Question

The angle between the two lines: \[ \frac{x + 1}{2} = \frac{y + 3}{2} = \frac{z - 4}{-1} \] \[ \frac{x - 4}{1} = \frac{y + 4}{2} = \frac{z + 1}{2} \] is:

• A. \( \cos^{-1} \frac{1}{9} \)
• B. \( \cos^{-1} \frac{4}{9} \)
• C. \( \cos^{-1} \frac{2}{9} \)
• D. \( \cos^{-1} \frac{3}{9} \)

Hint:

The angle between two lines with direction vectors \( \mathbf{a} \) and \( \mathbf{b} \) is given by: \[ \cos \theta = \frac{\mathbf{a} \cdot \mathbf{b}}{|\mathbf{a}| |\mathbf{b}|} \]

Answer 1

The Correct Option is B

Step 1: Extracting direction vectors.
For a line in symmetric form: \[ \frac{x - x_1}{a} = \frac{y - y_1}{b} = \frac{z - z_1}{c} \] the direction vector is \( (a, b, c) \).

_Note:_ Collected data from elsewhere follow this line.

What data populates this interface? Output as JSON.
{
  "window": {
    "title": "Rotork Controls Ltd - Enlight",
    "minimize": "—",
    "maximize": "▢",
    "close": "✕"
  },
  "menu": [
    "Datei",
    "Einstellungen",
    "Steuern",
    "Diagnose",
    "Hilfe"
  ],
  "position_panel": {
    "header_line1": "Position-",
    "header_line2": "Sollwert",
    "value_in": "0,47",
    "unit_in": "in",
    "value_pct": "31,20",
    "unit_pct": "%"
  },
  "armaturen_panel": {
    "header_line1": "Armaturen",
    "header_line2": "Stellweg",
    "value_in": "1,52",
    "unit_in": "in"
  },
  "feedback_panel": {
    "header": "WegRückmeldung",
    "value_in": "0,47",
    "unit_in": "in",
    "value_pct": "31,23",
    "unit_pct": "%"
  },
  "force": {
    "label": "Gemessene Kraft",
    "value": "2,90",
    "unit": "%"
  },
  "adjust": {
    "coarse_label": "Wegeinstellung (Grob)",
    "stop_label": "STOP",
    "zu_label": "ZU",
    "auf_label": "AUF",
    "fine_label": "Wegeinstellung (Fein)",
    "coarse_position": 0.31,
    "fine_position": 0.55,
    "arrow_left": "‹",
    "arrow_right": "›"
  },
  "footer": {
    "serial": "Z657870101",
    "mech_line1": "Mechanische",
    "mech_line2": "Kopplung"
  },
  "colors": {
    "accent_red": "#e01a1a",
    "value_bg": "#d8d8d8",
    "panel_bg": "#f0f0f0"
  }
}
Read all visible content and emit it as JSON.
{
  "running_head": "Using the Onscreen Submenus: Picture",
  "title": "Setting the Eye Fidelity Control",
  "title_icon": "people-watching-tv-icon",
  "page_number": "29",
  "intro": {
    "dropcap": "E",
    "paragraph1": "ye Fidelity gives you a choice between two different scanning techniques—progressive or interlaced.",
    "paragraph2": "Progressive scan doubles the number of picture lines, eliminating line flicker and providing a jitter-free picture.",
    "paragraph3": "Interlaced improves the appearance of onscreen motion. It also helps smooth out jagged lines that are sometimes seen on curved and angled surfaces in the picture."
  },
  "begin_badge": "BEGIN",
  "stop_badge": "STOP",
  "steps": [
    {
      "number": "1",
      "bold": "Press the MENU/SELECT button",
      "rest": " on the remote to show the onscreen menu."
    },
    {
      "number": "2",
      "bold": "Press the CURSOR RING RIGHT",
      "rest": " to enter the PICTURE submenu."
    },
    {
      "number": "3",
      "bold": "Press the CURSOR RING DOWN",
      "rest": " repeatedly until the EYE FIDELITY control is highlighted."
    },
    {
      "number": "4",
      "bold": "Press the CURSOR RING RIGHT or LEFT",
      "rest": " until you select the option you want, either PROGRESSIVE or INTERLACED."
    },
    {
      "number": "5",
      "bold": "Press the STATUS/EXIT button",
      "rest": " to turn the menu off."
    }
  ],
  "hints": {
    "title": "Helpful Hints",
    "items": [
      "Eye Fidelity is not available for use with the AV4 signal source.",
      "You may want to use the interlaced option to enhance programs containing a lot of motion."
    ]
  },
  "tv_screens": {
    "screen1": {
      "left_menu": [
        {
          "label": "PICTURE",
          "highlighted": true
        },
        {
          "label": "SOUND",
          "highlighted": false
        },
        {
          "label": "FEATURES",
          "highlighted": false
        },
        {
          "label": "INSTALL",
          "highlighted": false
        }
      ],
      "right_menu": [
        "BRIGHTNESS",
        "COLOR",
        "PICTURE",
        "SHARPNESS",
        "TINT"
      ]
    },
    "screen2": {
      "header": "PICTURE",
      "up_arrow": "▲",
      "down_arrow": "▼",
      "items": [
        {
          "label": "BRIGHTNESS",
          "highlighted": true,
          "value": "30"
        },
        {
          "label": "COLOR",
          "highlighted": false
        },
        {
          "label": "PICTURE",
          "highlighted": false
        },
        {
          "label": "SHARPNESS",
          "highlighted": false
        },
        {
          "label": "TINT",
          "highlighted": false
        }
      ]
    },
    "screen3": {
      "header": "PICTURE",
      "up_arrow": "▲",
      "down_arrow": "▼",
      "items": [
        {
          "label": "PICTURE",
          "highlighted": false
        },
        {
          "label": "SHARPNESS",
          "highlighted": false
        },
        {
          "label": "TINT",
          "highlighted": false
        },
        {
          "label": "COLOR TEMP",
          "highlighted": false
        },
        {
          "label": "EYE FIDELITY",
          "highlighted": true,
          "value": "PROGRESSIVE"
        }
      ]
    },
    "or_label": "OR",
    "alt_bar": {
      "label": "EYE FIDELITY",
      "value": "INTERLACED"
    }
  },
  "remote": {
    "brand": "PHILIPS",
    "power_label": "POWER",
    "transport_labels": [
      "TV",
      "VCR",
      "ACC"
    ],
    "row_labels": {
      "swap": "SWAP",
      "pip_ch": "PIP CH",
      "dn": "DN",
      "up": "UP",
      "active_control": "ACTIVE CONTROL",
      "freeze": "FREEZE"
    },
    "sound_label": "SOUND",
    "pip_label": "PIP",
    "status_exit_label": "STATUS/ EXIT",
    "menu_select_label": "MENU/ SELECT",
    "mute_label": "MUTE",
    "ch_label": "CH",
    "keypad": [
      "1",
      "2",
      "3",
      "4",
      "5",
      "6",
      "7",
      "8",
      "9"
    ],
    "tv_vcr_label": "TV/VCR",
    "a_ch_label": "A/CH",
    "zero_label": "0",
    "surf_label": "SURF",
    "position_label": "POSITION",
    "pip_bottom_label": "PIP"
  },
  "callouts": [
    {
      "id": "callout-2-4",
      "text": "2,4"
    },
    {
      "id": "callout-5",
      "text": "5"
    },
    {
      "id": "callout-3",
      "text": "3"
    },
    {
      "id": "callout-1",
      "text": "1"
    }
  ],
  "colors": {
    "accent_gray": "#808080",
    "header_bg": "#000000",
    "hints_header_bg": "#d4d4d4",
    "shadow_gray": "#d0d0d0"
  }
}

For the first line: \[ \frac{x + 1}{2} = \frac{y + 3}{2} = \frac{z - 4}{-1} \] The direction vector is: \[ \mathbf{d_1} = (2, 2, -1) \] For the second line: \[ \frac{x - 4}{1} = \frac{y + 4}{2} = \frac{z + 1}{2} \] The direction vector is: \[ \mathbf{d_2} = (1, 2, 2) \] Step 2: Using the angle formula.
The angle \( \theta \) between two lines with direction vectors \( \mathbf{d_1} = (a_1, b_1, c_1) \) and \( \mathbf{d_2} = (a_2, b_2, c_2) \) is given by: \[ \cos \theta = \frac{\mathbf{d_1} \cdot \mathbf{d_2}}{|\mathbf{d_1}| |\mathbf{d_2}|} \] Step 3: Computing the dot product.
\[ \mathbf{d_1} \cdot \mathbf{d_2} = (2 \times 1) + (2 \times 2) + (-1 \times 2) \] \[ = 2 + 4 - 2 = 4 \] Step 4: Computing magnitudes.
\[ |\mathbf{d_1}| = \sqrt{2^2 + 2^2 + (-1)^2} = \sqrt{4 + 4 + 1} = \sqrt{9} = 3 \] \[ |\mathbf{d_2}| = \sqrt{1^2 + 2^2 + 2^2} = \sqrt{1 + 4 + 4} = \sqrt{9} = 3 \] Step 5: Computing \( \cos \theta \).
\[ \cos \theta = \frac{4}{3 \times 3} = \frac{4}{9} \] Step 6: Computing the angle.
\[ \theta = \cos^{-1} \frac{4}{9} \] Thus, the correct answer is (B) \( \cos^{-1} \frac{4}{9} \).